LinkedIn is a great resource to further your career and grow your network. Now more than ever, it’s crucial to have a LinkedIn profile set up and active. If you don’t have a LinkedIn profile or want to know if you need to do some updates, we’re sharing some mistakes to not make when it comes to LinkedIn, here!

1. Waiting Until Your Job Search to Utilize it

When you’re actively using LinkedIn, for example posting and interacting with others, your connections will recognize you and become familiar with your online presence. This can result in future opportunities and connections. By only using LinkedIn when you are job hunting – you not only miss out on opportunities, you also lose most of the benefits of being on LinkedIn.  Build the presence beforehand, so when the time comes – it’s just about seeking and finding the right opportunity.

2. Not Uploading a Profile Picture

Leaving your profile photo as the default silhouette is an easy way to miss out on a lot of potential connections or opportunities. Profiles without a photo get significantly fewer views compared to those that do. If you’re going to set up a LinkedIn profile, follow through with all the necessary steps. Make sure you have a professional headshot. Something clear and bright is a good place to start.

3. Connecting with People You Don’t Know

If you’re new to LinkedIn, you may receive connection requests from people you don’t know. It’s easy to want to connect to boost your network, but that’s not ideal anymore. Unless you know them in some capacity, it’s not advisable to connect with them. If you think they may have a good reason to connect with them, send a message asking if they know you, or why they want to connect.  The value of your network on LinkedIn lies in the quality of those connections, not the number of connections you have.

4. Using the Auto-Messages

When you do decide to connect with someone, LinkedIn will auto-fill a standard message. However, what stands out the most is a personal message. Include things like a reminder of where you met, or why you want to connect. Either way, a personal message will greatly increase the likelihood that your connection is accepted and reciprocated.

5. Asking for Something Post-Connection

It’s an exciting time when someone accepts your connection! However, if you’re looking for a favor, or to sell a product, think again. Unless you’re proving value or providing someone with an opportunity that will benefit them, asking a favor of someone immediately after connecting will likely push them away.

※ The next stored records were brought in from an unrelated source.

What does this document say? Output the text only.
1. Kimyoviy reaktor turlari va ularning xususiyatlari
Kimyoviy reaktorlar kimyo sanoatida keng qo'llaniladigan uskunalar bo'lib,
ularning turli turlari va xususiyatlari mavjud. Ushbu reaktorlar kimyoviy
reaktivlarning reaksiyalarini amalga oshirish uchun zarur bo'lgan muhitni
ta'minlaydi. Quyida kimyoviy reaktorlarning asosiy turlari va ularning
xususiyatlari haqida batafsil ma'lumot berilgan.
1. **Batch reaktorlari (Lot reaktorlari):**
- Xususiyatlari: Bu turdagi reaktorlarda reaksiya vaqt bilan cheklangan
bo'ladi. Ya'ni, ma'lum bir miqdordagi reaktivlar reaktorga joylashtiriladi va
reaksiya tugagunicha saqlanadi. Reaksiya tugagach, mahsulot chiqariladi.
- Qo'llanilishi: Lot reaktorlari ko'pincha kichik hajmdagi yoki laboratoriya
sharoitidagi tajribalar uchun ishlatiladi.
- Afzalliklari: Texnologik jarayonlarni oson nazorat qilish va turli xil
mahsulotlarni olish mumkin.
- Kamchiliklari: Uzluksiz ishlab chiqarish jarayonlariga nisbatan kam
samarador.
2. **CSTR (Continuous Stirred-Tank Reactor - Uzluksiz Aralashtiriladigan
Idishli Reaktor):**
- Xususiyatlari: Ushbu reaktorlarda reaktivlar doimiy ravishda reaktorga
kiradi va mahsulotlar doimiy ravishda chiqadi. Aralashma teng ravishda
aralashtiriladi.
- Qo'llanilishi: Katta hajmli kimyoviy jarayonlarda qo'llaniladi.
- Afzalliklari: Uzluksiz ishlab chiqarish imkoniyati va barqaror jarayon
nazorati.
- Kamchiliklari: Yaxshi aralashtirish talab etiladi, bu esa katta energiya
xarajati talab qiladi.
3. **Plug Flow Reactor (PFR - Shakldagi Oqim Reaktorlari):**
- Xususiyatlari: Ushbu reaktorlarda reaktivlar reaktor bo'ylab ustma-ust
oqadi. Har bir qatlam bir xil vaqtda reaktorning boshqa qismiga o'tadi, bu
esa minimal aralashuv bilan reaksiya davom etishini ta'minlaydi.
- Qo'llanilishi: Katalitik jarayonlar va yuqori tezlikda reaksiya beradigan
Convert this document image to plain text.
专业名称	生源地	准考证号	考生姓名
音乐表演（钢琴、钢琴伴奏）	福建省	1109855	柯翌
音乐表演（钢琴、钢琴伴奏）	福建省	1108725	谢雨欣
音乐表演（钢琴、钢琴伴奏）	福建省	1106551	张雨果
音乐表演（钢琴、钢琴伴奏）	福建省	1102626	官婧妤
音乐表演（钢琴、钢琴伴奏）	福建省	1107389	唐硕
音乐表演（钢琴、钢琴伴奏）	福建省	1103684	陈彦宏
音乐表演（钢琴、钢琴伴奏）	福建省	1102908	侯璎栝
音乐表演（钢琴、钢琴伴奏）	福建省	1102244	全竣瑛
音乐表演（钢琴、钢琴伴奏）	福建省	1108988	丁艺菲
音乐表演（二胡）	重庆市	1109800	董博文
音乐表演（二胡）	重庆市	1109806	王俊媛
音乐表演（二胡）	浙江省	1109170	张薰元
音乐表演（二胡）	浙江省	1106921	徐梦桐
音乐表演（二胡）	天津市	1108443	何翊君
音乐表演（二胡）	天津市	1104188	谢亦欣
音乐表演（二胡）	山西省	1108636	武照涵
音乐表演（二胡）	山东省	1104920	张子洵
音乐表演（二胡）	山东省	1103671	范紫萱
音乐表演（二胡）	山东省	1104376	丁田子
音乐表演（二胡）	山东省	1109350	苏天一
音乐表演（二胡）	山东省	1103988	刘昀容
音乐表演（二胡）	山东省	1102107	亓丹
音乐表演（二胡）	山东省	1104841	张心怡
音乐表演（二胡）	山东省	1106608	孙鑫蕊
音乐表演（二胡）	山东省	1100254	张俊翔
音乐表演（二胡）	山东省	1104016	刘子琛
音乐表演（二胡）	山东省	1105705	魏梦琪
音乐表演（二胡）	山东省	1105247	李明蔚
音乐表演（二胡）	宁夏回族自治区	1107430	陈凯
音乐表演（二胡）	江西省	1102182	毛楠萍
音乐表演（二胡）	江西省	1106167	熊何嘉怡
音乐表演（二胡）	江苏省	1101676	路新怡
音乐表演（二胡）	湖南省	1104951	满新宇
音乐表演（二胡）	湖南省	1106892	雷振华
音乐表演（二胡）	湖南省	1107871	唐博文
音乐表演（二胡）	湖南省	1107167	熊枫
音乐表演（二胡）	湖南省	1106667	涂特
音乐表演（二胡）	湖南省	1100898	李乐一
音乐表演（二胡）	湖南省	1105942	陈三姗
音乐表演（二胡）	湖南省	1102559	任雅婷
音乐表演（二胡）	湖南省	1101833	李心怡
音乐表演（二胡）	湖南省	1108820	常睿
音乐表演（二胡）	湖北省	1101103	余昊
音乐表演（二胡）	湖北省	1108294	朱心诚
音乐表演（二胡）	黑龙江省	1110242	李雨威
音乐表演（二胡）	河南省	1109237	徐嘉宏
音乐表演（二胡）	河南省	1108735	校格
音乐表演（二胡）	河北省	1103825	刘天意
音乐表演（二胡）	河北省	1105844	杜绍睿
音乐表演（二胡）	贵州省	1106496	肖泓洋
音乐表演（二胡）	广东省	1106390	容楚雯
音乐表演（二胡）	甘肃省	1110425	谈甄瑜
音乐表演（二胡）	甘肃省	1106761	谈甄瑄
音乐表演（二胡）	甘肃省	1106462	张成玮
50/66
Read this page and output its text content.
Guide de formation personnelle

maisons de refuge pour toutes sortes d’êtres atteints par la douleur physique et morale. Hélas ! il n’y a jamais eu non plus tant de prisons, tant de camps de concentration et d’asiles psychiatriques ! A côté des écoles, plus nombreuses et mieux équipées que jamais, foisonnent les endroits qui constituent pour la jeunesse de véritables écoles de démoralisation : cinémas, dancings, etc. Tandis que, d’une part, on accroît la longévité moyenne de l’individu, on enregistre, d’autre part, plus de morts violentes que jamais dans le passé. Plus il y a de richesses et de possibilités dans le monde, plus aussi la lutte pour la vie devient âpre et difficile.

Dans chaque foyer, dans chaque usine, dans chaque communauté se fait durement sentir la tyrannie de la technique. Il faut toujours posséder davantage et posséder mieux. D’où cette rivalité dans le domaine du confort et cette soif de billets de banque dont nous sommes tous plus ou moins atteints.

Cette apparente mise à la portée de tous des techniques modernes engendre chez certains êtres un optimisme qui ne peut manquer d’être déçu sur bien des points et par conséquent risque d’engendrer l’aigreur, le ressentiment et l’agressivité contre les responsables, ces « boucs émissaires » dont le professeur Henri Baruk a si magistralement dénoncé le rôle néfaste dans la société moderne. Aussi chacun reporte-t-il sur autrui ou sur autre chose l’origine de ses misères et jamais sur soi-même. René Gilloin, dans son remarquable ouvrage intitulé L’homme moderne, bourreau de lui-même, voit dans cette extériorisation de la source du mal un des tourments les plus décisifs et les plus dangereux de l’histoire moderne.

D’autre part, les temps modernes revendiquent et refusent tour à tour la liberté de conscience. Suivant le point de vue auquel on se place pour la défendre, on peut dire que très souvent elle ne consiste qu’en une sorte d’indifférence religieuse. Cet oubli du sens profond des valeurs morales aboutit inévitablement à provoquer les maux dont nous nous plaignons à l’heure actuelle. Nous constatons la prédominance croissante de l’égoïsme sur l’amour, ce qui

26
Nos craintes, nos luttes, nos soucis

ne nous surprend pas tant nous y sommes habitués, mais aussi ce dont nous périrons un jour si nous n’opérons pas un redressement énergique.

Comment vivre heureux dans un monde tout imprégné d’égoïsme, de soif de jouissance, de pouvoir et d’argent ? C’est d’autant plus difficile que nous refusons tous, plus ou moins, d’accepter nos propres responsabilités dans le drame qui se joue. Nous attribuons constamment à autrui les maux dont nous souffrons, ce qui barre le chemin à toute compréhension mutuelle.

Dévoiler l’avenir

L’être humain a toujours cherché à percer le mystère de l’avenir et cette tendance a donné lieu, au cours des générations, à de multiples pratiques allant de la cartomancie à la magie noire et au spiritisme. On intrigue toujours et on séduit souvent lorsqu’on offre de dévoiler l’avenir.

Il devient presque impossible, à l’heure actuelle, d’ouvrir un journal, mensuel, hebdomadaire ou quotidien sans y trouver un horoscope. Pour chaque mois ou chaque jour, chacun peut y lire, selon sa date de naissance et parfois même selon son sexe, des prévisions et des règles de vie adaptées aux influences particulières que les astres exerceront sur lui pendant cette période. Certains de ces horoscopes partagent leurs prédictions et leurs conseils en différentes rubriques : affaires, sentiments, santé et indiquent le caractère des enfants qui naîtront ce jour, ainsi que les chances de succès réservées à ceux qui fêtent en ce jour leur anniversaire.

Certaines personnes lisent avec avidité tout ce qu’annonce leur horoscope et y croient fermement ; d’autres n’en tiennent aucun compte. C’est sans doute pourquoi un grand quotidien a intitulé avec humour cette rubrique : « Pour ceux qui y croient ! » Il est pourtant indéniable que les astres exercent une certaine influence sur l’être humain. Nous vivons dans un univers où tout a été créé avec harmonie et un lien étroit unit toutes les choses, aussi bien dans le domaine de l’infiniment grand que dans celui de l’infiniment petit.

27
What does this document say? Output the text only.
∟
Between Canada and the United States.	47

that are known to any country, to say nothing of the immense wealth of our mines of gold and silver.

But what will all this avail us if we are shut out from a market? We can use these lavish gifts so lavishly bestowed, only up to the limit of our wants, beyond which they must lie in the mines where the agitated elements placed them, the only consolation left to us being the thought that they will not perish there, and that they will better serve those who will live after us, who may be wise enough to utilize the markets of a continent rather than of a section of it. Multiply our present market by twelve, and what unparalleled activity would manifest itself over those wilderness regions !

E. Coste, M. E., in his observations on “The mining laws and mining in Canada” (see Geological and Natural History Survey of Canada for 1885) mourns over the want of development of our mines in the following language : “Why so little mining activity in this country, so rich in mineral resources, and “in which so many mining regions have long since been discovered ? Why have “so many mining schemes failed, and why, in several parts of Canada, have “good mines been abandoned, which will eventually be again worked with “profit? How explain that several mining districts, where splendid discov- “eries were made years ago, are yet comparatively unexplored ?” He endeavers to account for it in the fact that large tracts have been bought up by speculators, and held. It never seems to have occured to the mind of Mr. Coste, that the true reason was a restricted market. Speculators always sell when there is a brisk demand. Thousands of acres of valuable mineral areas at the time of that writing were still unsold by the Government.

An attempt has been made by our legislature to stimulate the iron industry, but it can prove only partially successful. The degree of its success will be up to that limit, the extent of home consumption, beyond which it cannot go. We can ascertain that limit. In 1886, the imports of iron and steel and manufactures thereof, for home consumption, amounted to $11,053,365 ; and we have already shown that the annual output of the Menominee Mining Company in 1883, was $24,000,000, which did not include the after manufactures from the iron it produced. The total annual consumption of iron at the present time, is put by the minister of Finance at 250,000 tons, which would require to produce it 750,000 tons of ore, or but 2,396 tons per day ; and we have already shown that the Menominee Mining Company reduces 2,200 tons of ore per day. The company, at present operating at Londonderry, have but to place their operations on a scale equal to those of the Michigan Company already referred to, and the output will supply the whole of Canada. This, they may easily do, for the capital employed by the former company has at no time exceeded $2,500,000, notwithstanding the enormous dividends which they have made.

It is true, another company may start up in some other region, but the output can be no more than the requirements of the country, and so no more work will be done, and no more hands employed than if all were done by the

People never like to feel used or scammed and this remains true on LinkedIn as well. If you’re asking for a favor, make sure you do it appropriately, or you might lose that connection.

6. Removing Old Jobs and Experience

Removing irrelevant work experience from a resume is beneficial in certain circumstances. By doing so this showcases the most relevant experience and appropriate skills. However, if you do this on your LinkedIn profile, you may be removing experience that although may not be relevant, the skills that can be transferred may be. Try to keep the full narrative of your career present on LinkedIn. It will help you, and a prospective hiring manager to understand your background.